La Femme de l'Allemand, roman

Marie Sizun

Le Livre de poche

  • Conseillé par
    20 août 2010

    "Confondue d'amour et d'effroi"

    Certains romans nous marquent de façon indélébile, la Femme de l'Allemand de Marie Sizun appartient à cette catégorie. Plus les années passent, plus je suis sensible au style d'un auteur, à sa singularité. Le phrasé de M.Sizun, ces courts paragraphes comme des coups de poing m'ont fait une grande impression.

    La folie est au coeur de ce livre, de même que la relation entre une fille Marion et sa mère Fanny. La narratrice est née d'une liaison, d'une passion pendant la guerre entre Fanny et un jeune soldat allemand. Cette naissance a bouleversé l'équilibre déjà fragile de la jeune femme, en proie à l'opprobre de sa famille et de la société. Elle revendique pourtant cet amour et garde dans son coeur le père de Marion, qu'on dit décédé sur le front de Russie. Ces épreuves ont mis au jour la maladie qui la rongeait déjà depuis l'enfance mais qui n'apparaissait que de loin en loin : elle est maniaco-dépressive et oscille entre l'exaltation la plus extrême et l'abattement le plus complet.
    Marion va être le témoin au jour le jour de cette avancée progressive de la folie qui transforme sa mère en une personne qu'elle ne reconnaît pas , agressive, excentrique et prête à tout pour combattre ce qu'elle abhorre : la bourgeoisie dont elle est issue et ceux qui voudraient la rendre "normale". L'enfant, puis l'adolescente et enfin la jeune femme nous décrit ses années passées avec un être imprévisible, hanté par une "force mauvaise" qui régulièrement la submerge. Dans ces moments où leur quotidien bascule, elle doit faire appel à ses grands-parents maternels ou au médecin de famille tout en ayant le sentiment de trahir celle qui l'a mise au monde car elle sait que celle-ci va être internée et "calmée" de manière parfois brutale.
    C'est cet insupportable calvaire que nous raconte Marie Sizun, cette impossibilité à aimer pleinement quelqu'un qui a en elle "une chose terrible, (une) chose mystérieuse, abominable, (qui) peut à tout moment se réveiller. Mais c'est peut-être aussi cette présence de l'ombre qui fait d'elle un être magique".
    J'ai lu ce roman, prise dans la même spirale que Marion, "confondue d'amour et d'effroi" devant la Femme de l'Allemand.


  • Conseillé par
    3 décembre 2009

    Un livre bouleversant à lire absolument.

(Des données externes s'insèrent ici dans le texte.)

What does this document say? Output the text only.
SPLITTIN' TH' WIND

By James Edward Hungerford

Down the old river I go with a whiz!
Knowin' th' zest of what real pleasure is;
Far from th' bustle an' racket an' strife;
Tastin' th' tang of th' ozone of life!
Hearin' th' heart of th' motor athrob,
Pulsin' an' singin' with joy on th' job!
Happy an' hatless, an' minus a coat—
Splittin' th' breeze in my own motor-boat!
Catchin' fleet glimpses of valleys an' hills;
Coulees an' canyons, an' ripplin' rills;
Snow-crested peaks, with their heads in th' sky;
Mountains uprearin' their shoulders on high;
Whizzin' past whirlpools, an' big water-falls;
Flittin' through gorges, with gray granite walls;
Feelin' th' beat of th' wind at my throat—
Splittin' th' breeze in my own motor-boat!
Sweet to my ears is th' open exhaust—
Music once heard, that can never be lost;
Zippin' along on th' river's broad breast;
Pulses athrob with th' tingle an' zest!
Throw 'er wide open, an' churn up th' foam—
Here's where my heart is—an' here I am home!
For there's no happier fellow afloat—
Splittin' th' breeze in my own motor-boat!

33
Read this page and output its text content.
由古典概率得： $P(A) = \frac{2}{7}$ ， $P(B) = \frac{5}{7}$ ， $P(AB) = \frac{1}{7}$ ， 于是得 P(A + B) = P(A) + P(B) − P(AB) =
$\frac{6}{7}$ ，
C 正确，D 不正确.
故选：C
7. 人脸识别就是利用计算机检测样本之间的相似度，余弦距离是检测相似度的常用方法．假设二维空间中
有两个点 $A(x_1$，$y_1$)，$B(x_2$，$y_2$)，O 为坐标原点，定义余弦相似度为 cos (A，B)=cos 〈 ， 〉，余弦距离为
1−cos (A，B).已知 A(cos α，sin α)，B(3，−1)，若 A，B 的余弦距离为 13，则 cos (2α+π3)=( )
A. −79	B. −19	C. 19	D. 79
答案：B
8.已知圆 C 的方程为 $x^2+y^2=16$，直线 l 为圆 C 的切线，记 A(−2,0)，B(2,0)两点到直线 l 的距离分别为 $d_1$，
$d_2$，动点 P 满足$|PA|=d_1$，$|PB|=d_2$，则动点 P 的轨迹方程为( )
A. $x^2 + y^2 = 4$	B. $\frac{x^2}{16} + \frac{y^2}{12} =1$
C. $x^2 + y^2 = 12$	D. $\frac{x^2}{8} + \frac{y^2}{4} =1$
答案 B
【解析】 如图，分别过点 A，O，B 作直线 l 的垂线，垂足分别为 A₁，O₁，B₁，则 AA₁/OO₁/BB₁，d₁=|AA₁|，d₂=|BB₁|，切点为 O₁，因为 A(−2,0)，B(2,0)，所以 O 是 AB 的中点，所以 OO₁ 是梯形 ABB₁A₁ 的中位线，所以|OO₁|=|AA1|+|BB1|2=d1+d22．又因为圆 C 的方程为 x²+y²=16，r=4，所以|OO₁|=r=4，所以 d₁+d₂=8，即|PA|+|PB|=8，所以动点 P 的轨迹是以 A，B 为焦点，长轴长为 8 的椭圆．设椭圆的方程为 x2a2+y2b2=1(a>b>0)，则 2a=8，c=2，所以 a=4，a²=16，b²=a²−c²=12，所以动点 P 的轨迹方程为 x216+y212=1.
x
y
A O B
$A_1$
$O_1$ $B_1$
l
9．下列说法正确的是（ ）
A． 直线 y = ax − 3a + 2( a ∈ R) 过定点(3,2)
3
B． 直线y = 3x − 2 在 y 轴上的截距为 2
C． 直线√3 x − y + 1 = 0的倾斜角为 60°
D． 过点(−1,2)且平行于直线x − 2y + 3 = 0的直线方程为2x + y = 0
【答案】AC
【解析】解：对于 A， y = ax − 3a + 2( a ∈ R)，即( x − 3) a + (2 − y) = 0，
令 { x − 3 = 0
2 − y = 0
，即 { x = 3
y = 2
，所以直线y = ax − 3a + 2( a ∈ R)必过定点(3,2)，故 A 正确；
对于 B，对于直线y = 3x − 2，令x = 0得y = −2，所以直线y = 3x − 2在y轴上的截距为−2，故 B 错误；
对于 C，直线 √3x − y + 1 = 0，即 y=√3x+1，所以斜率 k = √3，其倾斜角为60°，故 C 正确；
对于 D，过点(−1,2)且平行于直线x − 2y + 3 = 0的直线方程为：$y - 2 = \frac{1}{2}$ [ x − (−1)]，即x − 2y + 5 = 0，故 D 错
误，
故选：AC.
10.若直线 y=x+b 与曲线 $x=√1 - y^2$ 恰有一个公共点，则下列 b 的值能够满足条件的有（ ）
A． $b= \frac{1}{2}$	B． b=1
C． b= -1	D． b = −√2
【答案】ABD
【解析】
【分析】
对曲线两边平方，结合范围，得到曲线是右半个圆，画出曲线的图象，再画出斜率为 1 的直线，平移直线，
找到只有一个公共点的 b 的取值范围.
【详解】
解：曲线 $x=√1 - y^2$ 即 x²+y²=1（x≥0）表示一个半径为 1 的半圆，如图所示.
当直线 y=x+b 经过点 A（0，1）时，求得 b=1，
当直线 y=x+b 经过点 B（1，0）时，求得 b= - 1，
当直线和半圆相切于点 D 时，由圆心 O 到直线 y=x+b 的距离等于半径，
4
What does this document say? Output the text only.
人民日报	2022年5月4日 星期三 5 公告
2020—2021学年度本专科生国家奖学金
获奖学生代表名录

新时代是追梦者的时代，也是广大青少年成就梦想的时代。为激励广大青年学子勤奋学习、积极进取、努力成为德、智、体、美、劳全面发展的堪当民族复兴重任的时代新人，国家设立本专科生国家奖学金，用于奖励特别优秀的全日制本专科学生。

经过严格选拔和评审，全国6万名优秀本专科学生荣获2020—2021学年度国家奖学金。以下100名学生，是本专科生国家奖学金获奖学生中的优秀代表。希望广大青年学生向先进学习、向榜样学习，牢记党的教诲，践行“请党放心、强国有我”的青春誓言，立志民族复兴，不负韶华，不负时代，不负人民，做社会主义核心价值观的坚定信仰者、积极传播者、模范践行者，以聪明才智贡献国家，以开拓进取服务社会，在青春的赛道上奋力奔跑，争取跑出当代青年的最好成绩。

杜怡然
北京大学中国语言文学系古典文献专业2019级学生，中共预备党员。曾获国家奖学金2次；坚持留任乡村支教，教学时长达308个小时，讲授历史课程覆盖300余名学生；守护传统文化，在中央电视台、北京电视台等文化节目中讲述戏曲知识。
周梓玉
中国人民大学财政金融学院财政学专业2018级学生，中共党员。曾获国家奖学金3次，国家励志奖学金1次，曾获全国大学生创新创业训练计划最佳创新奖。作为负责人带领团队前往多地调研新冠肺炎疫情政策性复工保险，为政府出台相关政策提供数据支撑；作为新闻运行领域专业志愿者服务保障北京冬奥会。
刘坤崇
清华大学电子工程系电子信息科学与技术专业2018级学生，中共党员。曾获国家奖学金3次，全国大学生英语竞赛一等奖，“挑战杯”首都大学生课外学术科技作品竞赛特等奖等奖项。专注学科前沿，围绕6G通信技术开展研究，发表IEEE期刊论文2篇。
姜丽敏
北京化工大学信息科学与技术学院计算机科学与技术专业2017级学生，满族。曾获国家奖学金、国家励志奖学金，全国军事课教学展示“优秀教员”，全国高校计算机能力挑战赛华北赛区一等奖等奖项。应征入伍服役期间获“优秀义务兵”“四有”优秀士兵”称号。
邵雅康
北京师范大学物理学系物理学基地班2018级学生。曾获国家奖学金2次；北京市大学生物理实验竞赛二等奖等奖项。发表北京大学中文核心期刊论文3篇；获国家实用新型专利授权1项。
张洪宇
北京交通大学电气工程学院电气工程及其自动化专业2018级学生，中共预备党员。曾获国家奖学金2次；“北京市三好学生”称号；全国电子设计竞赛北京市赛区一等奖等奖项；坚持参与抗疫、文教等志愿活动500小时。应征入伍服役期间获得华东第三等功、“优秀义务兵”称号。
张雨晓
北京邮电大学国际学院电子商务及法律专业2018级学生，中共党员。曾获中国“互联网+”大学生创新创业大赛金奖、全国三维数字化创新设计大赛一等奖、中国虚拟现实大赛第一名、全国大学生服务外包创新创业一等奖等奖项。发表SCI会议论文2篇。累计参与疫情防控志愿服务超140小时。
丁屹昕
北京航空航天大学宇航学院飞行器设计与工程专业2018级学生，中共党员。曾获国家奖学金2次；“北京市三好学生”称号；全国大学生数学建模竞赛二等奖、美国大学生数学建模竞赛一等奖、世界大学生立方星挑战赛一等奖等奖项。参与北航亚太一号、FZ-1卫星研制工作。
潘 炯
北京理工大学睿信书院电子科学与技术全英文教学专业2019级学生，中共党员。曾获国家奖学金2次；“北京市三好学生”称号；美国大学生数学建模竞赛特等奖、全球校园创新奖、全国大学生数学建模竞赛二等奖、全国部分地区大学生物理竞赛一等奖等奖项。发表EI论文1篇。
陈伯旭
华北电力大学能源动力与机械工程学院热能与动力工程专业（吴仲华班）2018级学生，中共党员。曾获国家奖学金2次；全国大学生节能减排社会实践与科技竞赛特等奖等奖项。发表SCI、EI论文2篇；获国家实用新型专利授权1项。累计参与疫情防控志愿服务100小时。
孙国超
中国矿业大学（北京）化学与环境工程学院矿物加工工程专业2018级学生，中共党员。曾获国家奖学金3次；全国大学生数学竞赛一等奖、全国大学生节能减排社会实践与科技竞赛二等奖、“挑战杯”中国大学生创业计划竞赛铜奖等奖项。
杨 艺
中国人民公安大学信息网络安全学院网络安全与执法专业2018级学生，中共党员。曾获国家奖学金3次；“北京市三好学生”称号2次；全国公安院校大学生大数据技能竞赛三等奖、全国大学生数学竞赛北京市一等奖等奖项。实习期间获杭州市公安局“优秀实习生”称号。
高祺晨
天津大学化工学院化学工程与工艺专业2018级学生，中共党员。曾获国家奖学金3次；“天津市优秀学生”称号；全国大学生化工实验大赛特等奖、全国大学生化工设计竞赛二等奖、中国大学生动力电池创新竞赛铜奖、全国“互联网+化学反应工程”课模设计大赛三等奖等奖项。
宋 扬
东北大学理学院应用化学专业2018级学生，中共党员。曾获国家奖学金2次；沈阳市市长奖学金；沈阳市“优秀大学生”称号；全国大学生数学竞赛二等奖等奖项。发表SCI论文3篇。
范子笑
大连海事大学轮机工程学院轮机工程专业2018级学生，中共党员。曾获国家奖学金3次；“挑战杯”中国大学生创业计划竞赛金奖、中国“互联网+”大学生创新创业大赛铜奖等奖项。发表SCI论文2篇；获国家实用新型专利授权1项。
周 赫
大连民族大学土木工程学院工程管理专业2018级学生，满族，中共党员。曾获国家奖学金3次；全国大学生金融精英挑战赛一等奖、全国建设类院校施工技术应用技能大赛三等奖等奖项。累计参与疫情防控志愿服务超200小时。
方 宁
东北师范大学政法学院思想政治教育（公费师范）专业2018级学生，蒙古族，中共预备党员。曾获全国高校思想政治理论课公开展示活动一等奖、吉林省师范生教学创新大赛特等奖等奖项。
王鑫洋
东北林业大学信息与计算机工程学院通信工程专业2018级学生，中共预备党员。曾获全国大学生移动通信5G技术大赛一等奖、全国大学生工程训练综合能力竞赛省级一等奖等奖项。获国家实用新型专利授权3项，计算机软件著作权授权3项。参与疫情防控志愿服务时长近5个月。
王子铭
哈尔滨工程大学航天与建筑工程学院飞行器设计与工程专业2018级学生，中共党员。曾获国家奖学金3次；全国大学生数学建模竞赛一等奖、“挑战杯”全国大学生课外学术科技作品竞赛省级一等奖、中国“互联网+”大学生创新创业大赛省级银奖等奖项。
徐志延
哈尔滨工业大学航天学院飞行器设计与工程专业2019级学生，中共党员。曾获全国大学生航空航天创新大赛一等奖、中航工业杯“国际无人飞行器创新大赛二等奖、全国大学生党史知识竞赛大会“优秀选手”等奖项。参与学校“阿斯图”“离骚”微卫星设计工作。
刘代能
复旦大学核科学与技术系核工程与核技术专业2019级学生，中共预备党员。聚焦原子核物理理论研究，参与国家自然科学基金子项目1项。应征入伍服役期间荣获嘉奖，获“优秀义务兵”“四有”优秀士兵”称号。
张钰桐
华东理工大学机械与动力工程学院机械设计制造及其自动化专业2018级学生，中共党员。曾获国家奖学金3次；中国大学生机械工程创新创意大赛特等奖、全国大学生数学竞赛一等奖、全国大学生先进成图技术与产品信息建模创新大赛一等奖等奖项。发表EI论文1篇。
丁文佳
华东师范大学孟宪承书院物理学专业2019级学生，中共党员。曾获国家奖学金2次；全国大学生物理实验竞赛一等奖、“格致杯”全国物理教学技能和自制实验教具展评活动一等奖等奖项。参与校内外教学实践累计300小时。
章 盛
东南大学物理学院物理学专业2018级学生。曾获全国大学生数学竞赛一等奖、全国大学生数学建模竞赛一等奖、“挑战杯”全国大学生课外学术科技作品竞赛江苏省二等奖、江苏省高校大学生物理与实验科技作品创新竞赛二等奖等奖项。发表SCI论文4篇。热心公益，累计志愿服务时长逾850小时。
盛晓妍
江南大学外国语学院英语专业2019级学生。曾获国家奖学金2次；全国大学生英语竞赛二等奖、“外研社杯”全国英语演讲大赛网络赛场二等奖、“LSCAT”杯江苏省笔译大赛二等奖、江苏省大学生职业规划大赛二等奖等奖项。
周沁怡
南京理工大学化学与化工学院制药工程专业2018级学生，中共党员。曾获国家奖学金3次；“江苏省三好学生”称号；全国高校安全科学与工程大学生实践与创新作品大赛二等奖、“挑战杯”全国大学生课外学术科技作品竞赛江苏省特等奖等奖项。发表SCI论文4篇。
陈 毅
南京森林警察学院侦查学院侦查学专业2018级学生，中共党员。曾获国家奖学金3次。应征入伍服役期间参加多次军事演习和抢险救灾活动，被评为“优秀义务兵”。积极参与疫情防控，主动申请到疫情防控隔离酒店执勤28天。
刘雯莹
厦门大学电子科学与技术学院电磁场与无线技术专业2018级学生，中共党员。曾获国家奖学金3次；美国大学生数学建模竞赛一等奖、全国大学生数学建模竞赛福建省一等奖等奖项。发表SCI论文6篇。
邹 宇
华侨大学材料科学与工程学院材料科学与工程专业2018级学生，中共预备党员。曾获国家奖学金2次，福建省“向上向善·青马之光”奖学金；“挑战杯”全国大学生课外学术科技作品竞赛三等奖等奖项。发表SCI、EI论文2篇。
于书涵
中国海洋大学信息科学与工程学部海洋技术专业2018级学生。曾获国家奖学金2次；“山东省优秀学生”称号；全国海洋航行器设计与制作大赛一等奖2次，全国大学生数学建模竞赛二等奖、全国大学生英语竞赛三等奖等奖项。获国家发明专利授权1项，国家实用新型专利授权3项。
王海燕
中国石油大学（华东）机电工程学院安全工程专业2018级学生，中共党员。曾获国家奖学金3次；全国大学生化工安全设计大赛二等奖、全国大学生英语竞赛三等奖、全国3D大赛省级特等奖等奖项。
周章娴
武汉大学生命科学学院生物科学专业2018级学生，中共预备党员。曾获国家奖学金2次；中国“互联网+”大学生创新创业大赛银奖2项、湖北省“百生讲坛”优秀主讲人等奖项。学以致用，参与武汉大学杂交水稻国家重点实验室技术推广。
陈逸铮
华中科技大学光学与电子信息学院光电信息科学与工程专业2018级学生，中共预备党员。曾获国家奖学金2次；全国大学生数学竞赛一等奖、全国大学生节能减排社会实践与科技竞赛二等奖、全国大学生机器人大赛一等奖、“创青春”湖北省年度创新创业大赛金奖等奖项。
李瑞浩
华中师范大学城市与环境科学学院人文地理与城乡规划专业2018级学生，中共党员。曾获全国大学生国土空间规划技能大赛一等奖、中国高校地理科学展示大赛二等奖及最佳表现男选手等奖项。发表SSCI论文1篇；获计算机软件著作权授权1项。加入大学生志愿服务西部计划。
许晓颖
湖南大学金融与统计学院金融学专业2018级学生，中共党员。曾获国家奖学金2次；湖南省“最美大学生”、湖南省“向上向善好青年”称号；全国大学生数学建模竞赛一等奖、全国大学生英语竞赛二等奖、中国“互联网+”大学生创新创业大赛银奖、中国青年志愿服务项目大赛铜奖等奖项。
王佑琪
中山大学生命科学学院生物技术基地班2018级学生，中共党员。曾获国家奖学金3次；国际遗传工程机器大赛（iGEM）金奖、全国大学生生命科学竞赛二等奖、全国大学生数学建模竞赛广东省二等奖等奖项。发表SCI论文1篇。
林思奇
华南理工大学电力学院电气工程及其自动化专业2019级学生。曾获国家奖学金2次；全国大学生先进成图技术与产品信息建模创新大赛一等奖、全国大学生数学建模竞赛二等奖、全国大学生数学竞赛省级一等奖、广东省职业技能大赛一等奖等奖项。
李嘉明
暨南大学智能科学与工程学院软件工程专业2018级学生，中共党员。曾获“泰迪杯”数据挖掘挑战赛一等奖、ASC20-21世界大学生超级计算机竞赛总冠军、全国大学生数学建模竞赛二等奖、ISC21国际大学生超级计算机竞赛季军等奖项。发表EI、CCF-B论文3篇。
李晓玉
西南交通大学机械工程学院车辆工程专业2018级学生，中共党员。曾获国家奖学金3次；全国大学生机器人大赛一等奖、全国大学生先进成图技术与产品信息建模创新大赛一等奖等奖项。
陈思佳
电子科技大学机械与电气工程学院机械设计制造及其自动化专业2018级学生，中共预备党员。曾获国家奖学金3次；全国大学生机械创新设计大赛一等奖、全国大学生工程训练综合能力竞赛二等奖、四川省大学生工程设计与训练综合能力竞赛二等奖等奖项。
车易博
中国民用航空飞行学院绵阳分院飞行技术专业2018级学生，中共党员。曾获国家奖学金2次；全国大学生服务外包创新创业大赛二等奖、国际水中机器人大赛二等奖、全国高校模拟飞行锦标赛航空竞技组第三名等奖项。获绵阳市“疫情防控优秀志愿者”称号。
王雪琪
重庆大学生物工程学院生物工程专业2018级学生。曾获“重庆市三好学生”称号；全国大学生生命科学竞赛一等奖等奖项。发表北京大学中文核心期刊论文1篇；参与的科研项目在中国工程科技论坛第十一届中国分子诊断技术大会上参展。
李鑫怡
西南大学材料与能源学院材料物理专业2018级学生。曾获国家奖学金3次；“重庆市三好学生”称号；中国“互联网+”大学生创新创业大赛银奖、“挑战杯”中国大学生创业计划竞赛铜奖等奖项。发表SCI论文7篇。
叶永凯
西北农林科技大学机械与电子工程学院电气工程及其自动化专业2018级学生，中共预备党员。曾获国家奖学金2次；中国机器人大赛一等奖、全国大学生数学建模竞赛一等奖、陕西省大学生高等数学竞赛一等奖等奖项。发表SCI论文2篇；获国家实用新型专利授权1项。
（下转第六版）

    Encore une lecture qui m’a balayée… Je ne sais pas si cette histoire de « la femme de l’allemand » est basée sur du vécu. Peut-être. Ou sûrement parce que pour pouvoir parler de la sorte de son enfance, il faut l’avoir non pas effleuré du bout des doigts mais ressenti. Vous pensez que je fais dans la sensiblerie ou dans la mièvrerie ?

    Ma mère était folle. Oui, elle était maniaco-dépressive. Imaginez-vous un instant sortir cette phrase de votre bouche. Que ressentez-vous ? De la honte, de la gêne ? Et maintenant que pouvez-vous lire dans les yeux de vos interlocuteurs ? De la stupeur, de l’incrédulité, de la surprise ou alors vous devinez la question qui leur traverse l’esprit mais qu’ils n’oseront jamais dire tout haut « mais la folie c’est héréditaire, non ?».

    Mon père ? Je suis une enfant née d’un amour impossible lors de la seconde guerre mondiale. Nul besoin d’en dire plus, laissez-leur le temps d’accuser le coup.

    Et vous ? Comment l’auriez-vous vécu ? Question difficile, voire taboue. Chut, on ne parle pas de ces choses là, c’est trop dur… comme si juste les évoquer à demi-mots pouvait amener le malheur.

    Dans ce livre, Marie Sizun le raconte à sa façon si juste, si parfaite. Elle raconte cette différence et comment on grandit avec malgré le reste : les questions, la culpabilité, les doigts accusateurs ou les regards méprisants.